Добравшись до первого зеркала, Рыба, щелкнув зубами, вцепилась в каменную стену, втягивая за собой в туннель мощный хвост с шипами на конце.
Зеркала сами собой потухли, отражая противоположную стену и создавая иллюзию каменной кладки.
— Мама! — позвала Тифони, сжав кулачки. Это было ее первое слово, произнесенное за полгода пребывания в клинике. Она вспомнила больничную палату. На кровати с поднимающимся изголовьем лежала ее мать. Всевозможные трубки опутывали ее, подавая из капельниц прозрачную жидкость. Половину ее лица закрывала кислородная маска. Подошел доктор с прямыми, зачесанными назад волосами и намечающимся двойным подбородком. Его поросячьи глазки впились в совсем еще маленькую Тифони.

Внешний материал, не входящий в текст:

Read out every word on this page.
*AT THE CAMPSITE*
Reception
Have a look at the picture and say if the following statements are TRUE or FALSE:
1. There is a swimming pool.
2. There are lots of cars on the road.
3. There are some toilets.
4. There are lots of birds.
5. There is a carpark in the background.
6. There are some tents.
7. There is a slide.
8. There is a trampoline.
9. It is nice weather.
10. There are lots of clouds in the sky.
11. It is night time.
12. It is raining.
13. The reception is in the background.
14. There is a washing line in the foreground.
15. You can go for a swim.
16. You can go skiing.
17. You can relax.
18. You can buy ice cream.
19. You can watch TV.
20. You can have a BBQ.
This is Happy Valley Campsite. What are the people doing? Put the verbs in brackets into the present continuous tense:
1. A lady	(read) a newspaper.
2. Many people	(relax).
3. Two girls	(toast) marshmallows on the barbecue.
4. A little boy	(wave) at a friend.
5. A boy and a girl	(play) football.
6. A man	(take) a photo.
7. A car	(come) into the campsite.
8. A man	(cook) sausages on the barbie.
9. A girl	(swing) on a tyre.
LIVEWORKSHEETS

Рука в кожаной перчатке сорвала кислородную маску с лица матери и опустилась, зажав ей нос и губы. Глаза матери округлились, она попыталась сопротивляться, но только вытащила из своего тела иглы капельниц. Кардиограмма показала замедляющийся ритм сердца. Вот тонкое попискиванье аппарата участилось и перешло в протяжный монотонный звук. По экрану бежала прямая линия.
Доктор посмотрел на прибор и для верности подержал руки на лице матери еще пару минут.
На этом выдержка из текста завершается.